Last week’s calls from Lion alerting suppliers it may require less milk from October 1 is understood to have triggered a flurry of enquiry to alternative milk processors Brownes Dairy and Harvey Fresh starting Wednesday.
Brownes is understood to have been contacted by at least six current Lion suppliers asking what the prospects of being picked up as a Brownes’ supplier might be.
After Brownes controversially shed five suppliers five years ago and Lactalis Australia-owned Harvey Fresh subsequently attempted to reduce the number of its suppliers, Lion had became the preferred processor for many WA dairy farmers.
For much of the past five years it has offered the highest average farmgate prices for milk and guaranteed those up to two years in advance.

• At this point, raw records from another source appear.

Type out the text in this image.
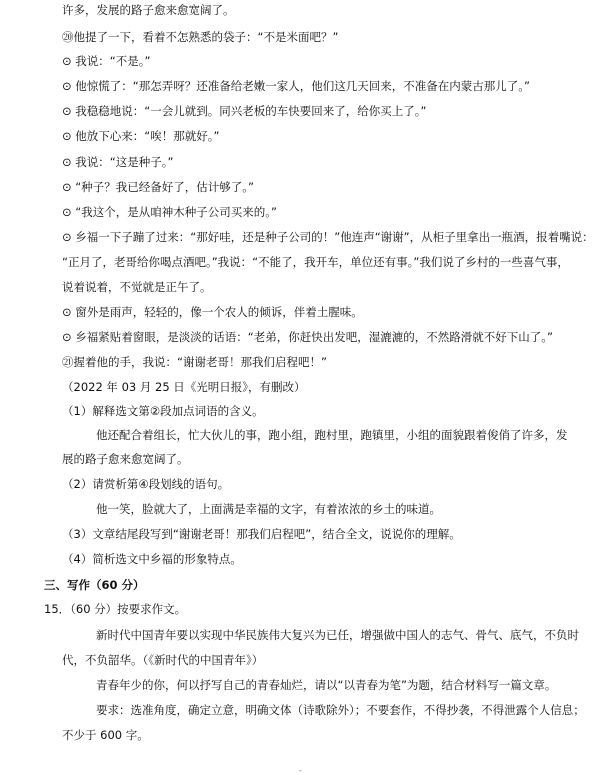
许多，发展的路子愈来愈宽阔了。
⑳他提了一下，看着不怎熟悉的袋子：“不是米面吧？”
⊙ 我说：“不是。”
⊙ 他惊慌了：“那怎弄呀？还准备给老嫩一家人，他们这几天回来，不准备在内蒙古那儿了。”
⊙ 我稳稳地说：“一会儿就到。同兴老板的车快要回来了，给你买上了。”
⊙ 他放下心来：“唉！那就好。”
⊙ 我说：“这是种子。”
⊙ “种子？我已经备好了，估计够了。”
⊙ “我这个，是从咱神木种子公司买来的。”
⊙ 乡福一下子蹦了过来：“那好哇，还是种子公司的！”他连声“谢谢”，从柜子里拿出一瓶酒，报着嘴说：
“正月了，老哥给你喝点酒吧。”我说：“不能了，我开车，单位还有事。”我们说了乡村的一些喜气事，
说着说着，不觉就是正午了。
⊙ 窗外是雨声，轻轻的，像一个农人的倾诉，伴着土腥味。
⊙ 乡福紧贴着窗眼，是淡淡的话语：“老弟，你赶快出发吧，湿漉漉的，不然路滑就不好下山了。”
㉑握着他的手，我说：“谢谢老哥！那我们启程吧！”
（2022 年 03 月 25 日《光明日报》，有删改）
（1）解释选文第②段加点词语的含义。
他还配合着组长，忙大伙儿的事，跑小组，跑村里，跑镇里，小组的面貌跟着俊俏了许多，发
展的路子愈来愈宽阔了。
（2）请赏析第④段划线的语句。
他一笑，脸就大了，上面满是幸福的文字，有着浓浓的乡土的味道。
（3）文章结尾段写到“谢谢老哥！那我们启程吧”，结合全文，说说你的理解。
（4）简析选文中乡福的形象特点。
三、写作（60 分）
15．（60 分）按要求作文。
新时代中国青年要以实现中华民族伟大复兴为已任，增强做中国人的志气、骨气、底气，不负时
代，不负韶华。（《新时代的中国青年》）
青春年少的你，何以抒写自己的青春灿烂，请以“以青春为笔”为题，结合材料写一篇文章。
要求：选准角度，确定立意，明确文体（诗歌除外）；不要套作，不得抄袭，不得泄露个人信息；
不少于 600 字。
-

It also offered the most flexible contract options until other processors began matching it.
But an impending change of ownership to China Mengnui Dairy Company Ltd and the significant change to the Coles contact – understood to be the largest milk contract in WA – followed by last week’s contact calls, has made dairy farmers nervous.
“We’re heading for some interesting times ahead by the looks of it,” one Lions supplier, who asked not to be identified, told Farm Weekly last week.
“But I don’t believe the letters (advising suppliers their milk is no longer required) have gone out yet,” he said.